Hi-res/Retina Display CSS Sprites

My 2010 article about hi-res background images gave a pretty simple example of how to replace a background image with a 2x version for the fancy hi-res devices that are hitting the markets. In this example, I’ll show you how to do the same, but with an image sprite. And to wrap things up, I’ll leave you with a limitation of the technique.

UPDATE: Doing a sprite in this way was a very bad idea. Don’t do it.

If you’re the impatient type, you can jump right to the demo page.

The technique is fairly simple. If you have a current sprite file, you will need to double the dimensions of the file and replace the icons with 2x versions in the same layout as the 1x, just at double the distance from the images edge. If you load up the sprites from the example page, you will see in the 1x file that the gray-scale flag of Ireland is 500px down the page as represented by the following style:

.icn.ireland {background-position:0 -500px;}

If you compare that to the 2x file, you will see that Ireland is 1000 pixels down. The same math should be followed for the x-axis as well. Once you have your two files set up, one of which is an exact 2x version of the original, you simply over-ride the styles in a media query. We use the following to set up our default icons:

.icn {width:32px; height:25px; margin:0 0 20px; text-indent:100%; white-space:nowrap; overflow:hidden; background:url(flags.png) 0 0 no-repeat;}
.icn.usa {background-position:0 0;}
.icn.england {background-position:0 -250px;}

And then to replace those with our hi-res versions, we would add the following:

@media only screen and (-webkit-min-device-pixel-ratio: 1.5),
 only screen and (-o-min-device-pixel-ratio: 3/2),
 only screen and (min--moz-device-pixel-ratio: 1.5),
     only screen and (min-device-pixel-ratio: 1.5) {
       .icn {background-image:url(flags@2x.png);
            -moz-background-size:900px 1300px;
             -ie-background-size:900px 1300px;
              -o-background-size:900px 1300px;
        -webkit-background-size:900px 1300px;
                 background-size:900px 1300px;
      }
}

All we’re doing is pointing to the @2x version of the file, and then setting a background-size to the exact width and height as our original sprite. Technically, we could put the background-size declaration on the original .icn class, but it will work either way.

The Problem

Shortly after the new iPad hit the streets, there was a flurry of discussion in the developer community about a limitation with jpg files. As Duncan Davidson reported, jpg’s of a certain size would not display unless saved as progressive jpg’s. I ran into a similar issue with png’s and the iPhone4(s) and new iPad.

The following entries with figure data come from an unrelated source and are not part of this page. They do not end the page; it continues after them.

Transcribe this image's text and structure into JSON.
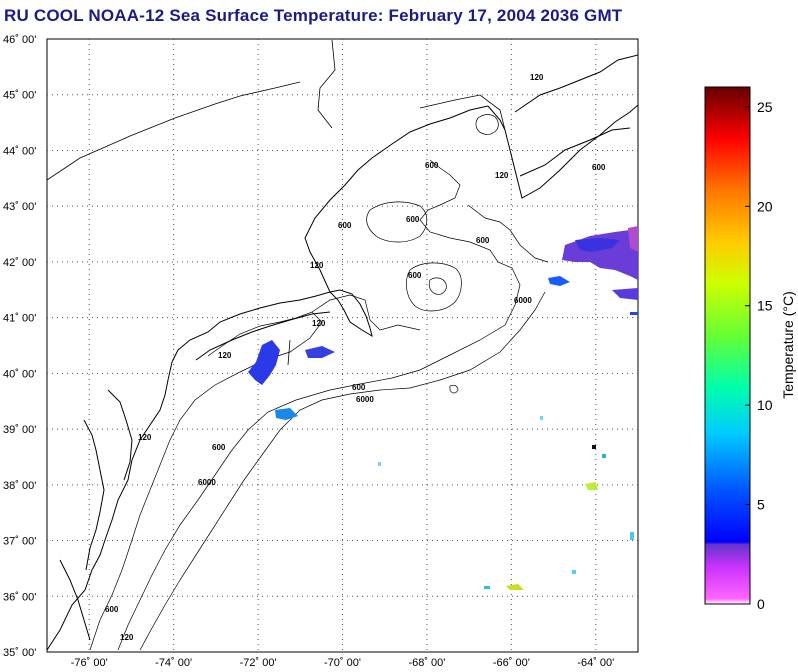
{
  "title": "RU COOL  NOAA-12  Sea Surface Temperature:  February 17, 2004 2036 GMT",
  "map": {
    "lat_labels": [
      "46˚ 00'",
      "45˚ 00'",
      "44˚ 00'",
      "43˚ 00'",
      "42˚ 00'",
      "41˚ 00'",
      "40˚ 00'",
      "39˚ 00'",
      "38˚ 00'",
      "37˚ 00'",
      "36˚ 00'",
      "35˚ 00'"
    ],
    "lon_labels": [
      "-76˚ 00'",
      "-74˚ 00'",
      "-72˚ 00'",
      "-70˚ 00'",
      "-68˚ 00'",
      "-66˚ 00'",
      "-64˚ 00'"
    ],
    "lat_range": [
      35,
      46
    ],
    "lon_range": [
      -77,
      -63
    ],
    "grid": "dotted",
    "contour_labels": [
      "120",
      "600",
      "6000"
    ],
    "land_color": "#ffffff",
    "coast_color": "#000000"
  },
  "colorbar": {
    "label": "Temperature (°C)",
    "ticks": [
      "25",
      "20",
      "15",
      "10",
      "5",
      "0"
    ],
    "range": [
      0,
      26
    ]
  }
}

If you visit the demo page (and if you’re using one of the previously mentioned devices), you will not see the middle set of icons. The only difference between the second and third set is 100px of width on the sprite. So if you’re working with a very large sprite, and want to create a hi-res version, keep this limitation in mind or you will end up getting very frustrated (as I did) until I figured out what was going on. As an FYI, the sprite that fails is 2100x2600px (5,460,000 pixels), and the one following that works fine is 2000x2600px (5,200,000 pixels).